An der Neuwirtshausschule ist der 75. Geburtstag gefeiert worden. Im nunmehr sanierten, hellen und freundlichen Dachgeschoss wurde zudem auf ein Jahr Schülerhaus zurückgeblickt.

Neuwirtshaus - Früher, so erzählte Hermann Pfleiderer, sei das Dachgeschoss ein finsterer und unheimlicher Ort gewesen. Keiner hätte sich dort gern hingetraut. Am Donnerstagvormittag freilich kam der erste Vorsitzende der Siedlergemeinschaft sehr gerne an den Ort seiner eigenen Kindheit zurück: Im nunmehr sanierten, hellen und freundlichen Dachgeschoss wurde der 75. Geburtstag der Neuwirtshausschule gefeiert und auf ein Jahr Schülerhaus zurückgeblickt.

 

An Eisen wurde gespart

Im Frühherbst 1939 zogen dunkle Wolken über Europa auf. Am 1. September hatte die Wehrmacht Polen überfallen und damit den Zweiten Weltkrieg vom Zaun gebrochen. Die Kriegsplanungen Adolf Hitlers hatten schon vorher ihre Schatten geworfen. Dem Bau der Neuwirtshausschule war, so ist in alten Dokumenten nachzulesen, nicht zuletzt deshalb zugestimmt worden, da für ihren Bau weniger als zwei Tonnen Eisen, das wichtig für die Rüstung war, gebraucht wurden.

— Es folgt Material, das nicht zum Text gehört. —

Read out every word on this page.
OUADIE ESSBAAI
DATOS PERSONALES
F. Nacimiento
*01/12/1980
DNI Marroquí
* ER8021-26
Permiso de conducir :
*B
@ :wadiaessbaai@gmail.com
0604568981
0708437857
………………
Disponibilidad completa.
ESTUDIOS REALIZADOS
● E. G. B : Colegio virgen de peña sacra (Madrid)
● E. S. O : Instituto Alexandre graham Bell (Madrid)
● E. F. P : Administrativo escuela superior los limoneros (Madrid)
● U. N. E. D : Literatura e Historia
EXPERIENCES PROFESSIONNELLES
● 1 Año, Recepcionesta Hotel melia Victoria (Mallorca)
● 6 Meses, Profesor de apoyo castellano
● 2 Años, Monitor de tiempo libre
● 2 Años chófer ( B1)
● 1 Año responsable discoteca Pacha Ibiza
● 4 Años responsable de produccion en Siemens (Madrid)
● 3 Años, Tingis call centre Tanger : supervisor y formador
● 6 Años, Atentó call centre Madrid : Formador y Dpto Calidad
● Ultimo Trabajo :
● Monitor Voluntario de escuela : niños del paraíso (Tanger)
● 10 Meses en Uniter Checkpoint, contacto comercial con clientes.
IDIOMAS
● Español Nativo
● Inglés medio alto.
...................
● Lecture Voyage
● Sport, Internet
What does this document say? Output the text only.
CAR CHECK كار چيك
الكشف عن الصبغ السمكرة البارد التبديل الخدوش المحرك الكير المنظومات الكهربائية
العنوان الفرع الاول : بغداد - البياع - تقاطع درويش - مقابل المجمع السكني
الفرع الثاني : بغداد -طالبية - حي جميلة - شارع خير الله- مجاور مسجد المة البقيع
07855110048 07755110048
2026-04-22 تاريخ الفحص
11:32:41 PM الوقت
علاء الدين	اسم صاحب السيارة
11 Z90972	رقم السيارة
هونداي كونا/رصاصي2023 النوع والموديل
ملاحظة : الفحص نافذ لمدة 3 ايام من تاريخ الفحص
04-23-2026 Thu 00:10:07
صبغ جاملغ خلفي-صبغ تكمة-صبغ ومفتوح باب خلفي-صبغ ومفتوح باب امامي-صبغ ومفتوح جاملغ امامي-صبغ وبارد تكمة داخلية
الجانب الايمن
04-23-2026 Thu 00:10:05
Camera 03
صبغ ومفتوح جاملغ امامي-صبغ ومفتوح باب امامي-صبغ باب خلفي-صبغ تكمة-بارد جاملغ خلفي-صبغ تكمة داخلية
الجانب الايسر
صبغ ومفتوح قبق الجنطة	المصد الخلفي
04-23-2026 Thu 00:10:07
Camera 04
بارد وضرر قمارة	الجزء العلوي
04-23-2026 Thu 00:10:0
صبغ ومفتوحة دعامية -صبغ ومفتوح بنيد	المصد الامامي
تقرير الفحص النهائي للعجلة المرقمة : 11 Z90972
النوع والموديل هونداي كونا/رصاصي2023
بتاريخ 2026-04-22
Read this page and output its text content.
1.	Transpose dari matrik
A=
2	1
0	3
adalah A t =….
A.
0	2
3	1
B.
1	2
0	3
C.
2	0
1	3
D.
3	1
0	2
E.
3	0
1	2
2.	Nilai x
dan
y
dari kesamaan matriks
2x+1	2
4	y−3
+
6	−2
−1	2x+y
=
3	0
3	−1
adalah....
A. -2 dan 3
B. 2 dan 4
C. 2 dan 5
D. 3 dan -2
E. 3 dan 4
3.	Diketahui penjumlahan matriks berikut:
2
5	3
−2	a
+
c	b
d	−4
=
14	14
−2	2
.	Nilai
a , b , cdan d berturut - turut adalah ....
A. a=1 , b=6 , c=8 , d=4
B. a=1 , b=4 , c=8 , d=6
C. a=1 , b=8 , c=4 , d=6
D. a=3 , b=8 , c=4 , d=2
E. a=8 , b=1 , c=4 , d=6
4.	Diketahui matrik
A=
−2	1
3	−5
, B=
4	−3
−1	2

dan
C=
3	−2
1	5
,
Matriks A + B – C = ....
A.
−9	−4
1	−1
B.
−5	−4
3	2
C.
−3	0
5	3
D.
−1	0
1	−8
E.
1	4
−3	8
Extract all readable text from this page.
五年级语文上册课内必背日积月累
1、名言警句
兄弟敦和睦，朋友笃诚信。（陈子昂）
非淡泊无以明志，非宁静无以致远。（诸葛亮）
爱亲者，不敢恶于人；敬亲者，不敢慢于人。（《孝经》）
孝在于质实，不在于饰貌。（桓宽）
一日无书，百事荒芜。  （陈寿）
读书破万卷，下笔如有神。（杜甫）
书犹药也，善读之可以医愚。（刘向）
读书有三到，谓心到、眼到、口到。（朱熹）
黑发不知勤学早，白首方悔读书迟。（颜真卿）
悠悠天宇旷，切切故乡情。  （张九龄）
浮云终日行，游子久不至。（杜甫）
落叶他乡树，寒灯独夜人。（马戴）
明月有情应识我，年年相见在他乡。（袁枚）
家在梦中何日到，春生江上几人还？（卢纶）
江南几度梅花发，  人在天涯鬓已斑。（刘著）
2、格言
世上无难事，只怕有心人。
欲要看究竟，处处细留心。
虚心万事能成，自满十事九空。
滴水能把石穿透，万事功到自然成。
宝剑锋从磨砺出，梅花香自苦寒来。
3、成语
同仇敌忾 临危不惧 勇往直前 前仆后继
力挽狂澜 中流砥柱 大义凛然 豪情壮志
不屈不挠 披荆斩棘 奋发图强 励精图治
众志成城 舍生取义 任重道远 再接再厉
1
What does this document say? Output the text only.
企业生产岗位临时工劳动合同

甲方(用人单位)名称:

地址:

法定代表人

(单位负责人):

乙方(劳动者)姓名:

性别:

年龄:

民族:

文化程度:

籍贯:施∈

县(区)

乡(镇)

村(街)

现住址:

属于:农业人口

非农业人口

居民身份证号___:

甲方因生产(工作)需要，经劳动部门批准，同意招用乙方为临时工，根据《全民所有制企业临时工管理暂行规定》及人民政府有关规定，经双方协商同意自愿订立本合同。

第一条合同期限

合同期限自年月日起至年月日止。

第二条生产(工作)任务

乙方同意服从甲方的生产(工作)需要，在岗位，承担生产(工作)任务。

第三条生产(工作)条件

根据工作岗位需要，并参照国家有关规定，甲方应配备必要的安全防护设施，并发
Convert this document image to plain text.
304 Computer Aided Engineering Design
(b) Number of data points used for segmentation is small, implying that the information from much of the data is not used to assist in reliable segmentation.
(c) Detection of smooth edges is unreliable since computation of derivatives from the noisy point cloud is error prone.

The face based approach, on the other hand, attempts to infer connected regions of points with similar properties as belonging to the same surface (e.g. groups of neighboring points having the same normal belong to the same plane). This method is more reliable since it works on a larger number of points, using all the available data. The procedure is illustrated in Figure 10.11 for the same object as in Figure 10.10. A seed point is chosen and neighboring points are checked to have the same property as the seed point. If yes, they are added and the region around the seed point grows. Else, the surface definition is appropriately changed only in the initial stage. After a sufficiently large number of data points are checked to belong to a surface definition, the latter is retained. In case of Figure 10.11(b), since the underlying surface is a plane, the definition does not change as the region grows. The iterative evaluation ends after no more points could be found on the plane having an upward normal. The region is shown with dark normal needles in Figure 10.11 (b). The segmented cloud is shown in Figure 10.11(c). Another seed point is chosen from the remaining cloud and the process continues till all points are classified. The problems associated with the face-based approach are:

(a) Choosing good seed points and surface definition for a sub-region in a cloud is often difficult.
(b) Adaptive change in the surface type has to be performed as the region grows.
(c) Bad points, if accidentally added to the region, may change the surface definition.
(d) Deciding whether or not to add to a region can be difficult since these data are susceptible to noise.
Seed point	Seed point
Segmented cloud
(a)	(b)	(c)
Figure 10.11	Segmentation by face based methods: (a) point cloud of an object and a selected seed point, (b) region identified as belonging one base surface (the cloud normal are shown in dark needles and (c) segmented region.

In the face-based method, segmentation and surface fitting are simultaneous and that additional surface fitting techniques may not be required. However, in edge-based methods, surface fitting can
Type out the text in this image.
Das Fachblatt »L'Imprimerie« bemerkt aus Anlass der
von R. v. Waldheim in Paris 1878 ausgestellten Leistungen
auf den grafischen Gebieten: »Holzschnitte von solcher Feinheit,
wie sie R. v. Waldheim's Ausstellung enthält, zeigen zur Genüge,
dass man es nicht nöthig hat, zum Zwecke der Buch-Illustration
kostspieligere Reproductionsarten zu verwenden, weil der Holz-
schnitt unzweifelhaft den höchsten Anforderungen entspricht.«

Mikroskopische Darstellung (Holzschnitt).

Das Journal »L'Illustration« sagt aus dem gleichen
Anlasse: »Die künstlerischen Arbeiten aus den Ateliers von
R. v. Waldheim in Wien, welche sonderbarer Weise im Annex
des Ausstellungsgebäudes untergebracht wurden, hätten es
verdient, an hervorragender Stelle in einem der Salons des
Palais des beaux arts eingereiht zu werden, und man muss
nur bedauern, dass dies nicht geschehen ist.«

Am 17. Oktober 1939 wurde die Lehranstalt nach anderthalbjähriger Bauzeit eingeweiht. Zunächst waren Luftschutz- und Geräteräume für den Keller geplant gewesen. Diese wurden dann aber unter dem Marktplatz gebaut. An einen regulären Schulbetrieb war während des Krieges nicht zu denken, Lehrer wurden zum Wehrdienst eingezogen und die Luftangriffe von Jahr zu Jahr häufiger. Auch nach dem Krieg konnten die Kinder nicht gleich wieder die Schulbank drücken, denn Familien aus besetzten Häusern mussten im Gebäude wohnen. Erst im Oktober 1945 startete der Unterricht wieder. Zunächst mussten die Mädchen und Buben des fünften bis achten Schuljahres die Rosenschule besuchen, 1946 wurde im Lehrmittelzimmer gar ein Polizeiposten eingerichtet. Von 1949 an konnten dann wieder alle Jahrgänge in Neuwirtshaus unterrichtet werden. Durch die Kinder aus dem Flüchtlingslager auf der Schlotwiese stieg die Schülerzahl auf bis zu 380. Allerdings nicht für lange. Nachdem die Zahlen im Laufe der folgenden Jahre immer weiter sanken, wurde 1978 über eine Schließung nachgedacht. So weit kam es nicht: Trotz erbittertem Widerstand aus Stammheim wurde der Schulbezirk um Stammheim-Süd erweitert und so der Bestand der Neuwirtshausschule gesichert.

Die Klassen sind gut gefüllt

Ein weiterer Meilenstein erfolgte 2011. Das ausgebaute Dachgeschoss, das nun einen Mehrzweckraum und drei Gruppenräume beherbergt, konnte eingeweiht werden. Zwei Jahre später wurde die Ganztagesbetreuung eingeführt, zusammen mit den Kindertagesstätten Borkumstraße und Nobileweg entwickelte sich die Schule zum Bildungshaus. Im Schuljahr 2013/2014 schließlich wurde die Lehranstalt zum Schülerhaus. „Das bedeutet einen deutlichen Mehrwert für die Kinder“, sagte Petra Bergmann-Wahl, Leiterin des Schülerhauses, bei der Jubiläumsfeier.

Bezirksvorsteher Gerhard Hanus betonte, dass sich ein Mensch mit 75 Jahren zur Ruhe setzen könne, eine Schule aber nicht. „Der Standort wird sich in Zukunft weiterentwickeln“, sagte Hanus. Rektor Peter Dietz-Vowinkel jedenfalls kann guten Mutes vorausblicken: Mit momentan 98 Mädchen und Buben sind die Klassen gut gefüllt, Diskussionen um den Standort gibt es schon lange keine mehr.